New selective biosensor made using synthetic biology
The presence of salt provides a persistent challenge, as fluctuations in salt concentrations affect the selectivity and sensitivity of biosensors…
Researchers have developed nanotube biosensors using synthetic biology, which improves their sensing capabilities in complex biofluids.
Through the use of biosensors, biological molecules in air, water and blood can be detected. Biosensors are used in drug development, biological research and medical diagnosis.
Biosensors currently being developed are made of single-walled carbon nanotubes, where near-infrared light emission of the nanotube is within the optical transparency of biological materials, and as such water, blood and skin do not absorb the emitted light. Thus, this type of nanotube is ideal for implantable applications, meaning they can be placed under the skin without having the need of electrical contacts piercing through.

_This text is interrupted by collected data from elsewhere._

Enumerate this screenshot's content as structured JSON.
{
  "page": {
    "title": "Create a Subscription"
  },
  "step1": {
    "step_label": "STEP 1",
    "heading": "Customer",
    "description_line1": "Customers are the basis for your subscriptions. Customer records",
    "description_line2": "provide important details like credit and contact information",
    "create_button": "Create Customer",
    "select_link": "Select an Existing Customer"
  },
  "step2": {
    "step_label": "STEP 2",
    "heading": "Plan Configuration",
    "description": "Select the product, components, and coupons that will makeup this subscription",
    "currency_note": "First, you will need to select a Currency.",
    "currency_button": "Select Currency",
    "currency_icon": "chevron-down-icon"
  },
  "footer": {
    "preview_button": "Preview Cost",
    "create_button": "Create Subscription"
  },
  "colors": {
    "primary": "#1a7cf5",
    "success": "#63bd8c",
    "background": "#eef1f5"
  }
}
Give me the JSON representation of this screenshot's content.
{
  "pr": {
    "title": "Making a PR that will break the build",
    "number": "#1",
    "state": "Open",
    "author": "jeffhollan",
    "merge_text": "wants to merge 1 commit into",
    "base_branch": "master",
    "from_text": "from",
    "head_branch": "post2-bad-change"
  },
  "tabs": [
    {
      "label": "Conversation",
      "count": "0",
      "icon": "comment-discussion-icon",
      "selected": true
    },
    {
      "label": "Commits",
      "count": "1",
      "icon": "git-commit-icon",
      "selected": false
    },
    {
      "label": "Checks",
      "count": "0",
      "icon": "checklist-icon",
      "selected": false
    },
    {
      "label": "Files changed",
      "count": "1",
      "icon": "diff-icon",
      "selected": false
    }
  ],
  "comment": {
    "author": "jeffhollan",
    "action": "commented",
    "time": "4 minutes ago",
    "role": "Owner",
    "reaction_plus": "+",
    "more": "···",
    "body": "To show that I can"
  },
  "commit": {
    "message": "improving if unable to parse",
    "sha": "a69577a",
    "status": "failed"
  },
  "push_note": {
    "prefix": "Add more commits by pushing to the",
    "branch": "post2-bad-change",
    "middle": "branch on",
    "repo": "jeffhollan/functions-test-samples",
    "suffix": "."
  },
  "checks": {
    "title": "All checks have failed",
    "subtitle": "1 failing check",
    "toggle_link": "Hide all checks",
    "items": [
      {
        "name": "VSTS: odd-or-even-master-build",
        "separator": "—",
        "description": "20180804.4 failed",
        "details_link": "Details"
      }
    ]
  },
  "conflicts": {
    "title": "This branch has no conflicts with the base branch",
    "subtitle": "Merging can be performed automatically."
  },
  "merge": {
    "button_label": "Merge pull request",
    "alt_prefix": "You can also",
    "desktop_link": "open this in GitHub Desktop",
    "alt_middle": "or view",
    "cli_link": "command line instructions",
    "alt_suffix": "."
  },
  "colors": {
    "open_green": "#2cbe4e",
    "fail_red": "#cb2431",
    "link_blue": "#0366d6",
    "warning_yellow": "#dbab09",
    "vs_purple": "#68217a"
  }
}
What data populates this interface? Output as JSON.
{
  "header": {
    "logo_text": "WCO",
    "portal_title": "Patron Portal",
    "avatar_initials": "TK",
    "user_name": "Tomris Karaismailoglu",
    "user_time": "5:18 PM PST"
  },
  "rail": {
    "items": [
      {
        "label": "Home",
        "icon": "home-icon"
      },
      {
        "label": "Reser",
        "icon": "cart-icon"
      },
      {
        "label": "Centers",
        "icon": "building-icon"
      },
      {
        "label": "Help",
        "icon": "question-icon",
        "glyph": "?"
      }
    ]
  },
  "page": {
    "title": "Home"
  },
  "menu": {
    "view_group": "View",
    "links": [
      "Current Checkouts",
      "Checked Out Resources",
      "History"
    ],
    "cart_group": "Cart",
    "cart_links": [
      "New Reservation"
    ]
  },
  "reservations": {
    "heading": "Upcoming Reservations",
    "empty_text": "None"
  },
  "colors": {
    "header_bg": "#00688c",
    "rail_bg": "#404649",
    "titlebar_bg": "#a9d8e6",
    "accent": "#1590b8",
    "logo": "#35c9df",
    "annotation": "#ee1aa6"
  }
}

However, the presence of salt in biofluids provides a persistent challenge, as fluctuations in salt concentrations affect the selectivity and sensitivity of the single-walled carbon nanotube optical biosensors.
Scientists at Ecole Polytechnique Federale De Lausanne (EPFL), Switzerland, looked to develop biosensors that overcome some of these challenges. The team engineered stable optical nanotube sensors using synthetic biology. The use of synthetic biology increases the stability of the biosensors, making them more appropriate for use in complex fluids, such as blood and urine.
Assistant Professor Ardemis Boghossian said, “What we did was wrap nanotubes with ‘xeno’ nucleic acids (XNA), or synthetic DNA that can tolerate the variation in salt concentrations that our bodies naturally undergo, to deliver a more stable signal.”
The team investigated various levels of ion concentrations within the physiological range found in biofluids. Through monitoring the intensity of the signal from the nanotube, and shifting the signal’s wavelength, the researchers verified that the biosensors presented greater stability over a larger range of salt concentrations than traditionally used DNA sensors.
“This is really the first time a true synthetic biology approach is being used in the field of nanotube optics,” says Dr Boghossian. “We think these results are encouraging for developing the next generation of optical biosensors that are more promising for implantable sensing applications such as continuous monitoring.”
The team also adds that the growing need for continuous, real-time monitoring of biomarkers in disease is driving efforts for the development of portable and efficient biosensors.
The study is published in the Journal of Physical Chemistry Letters.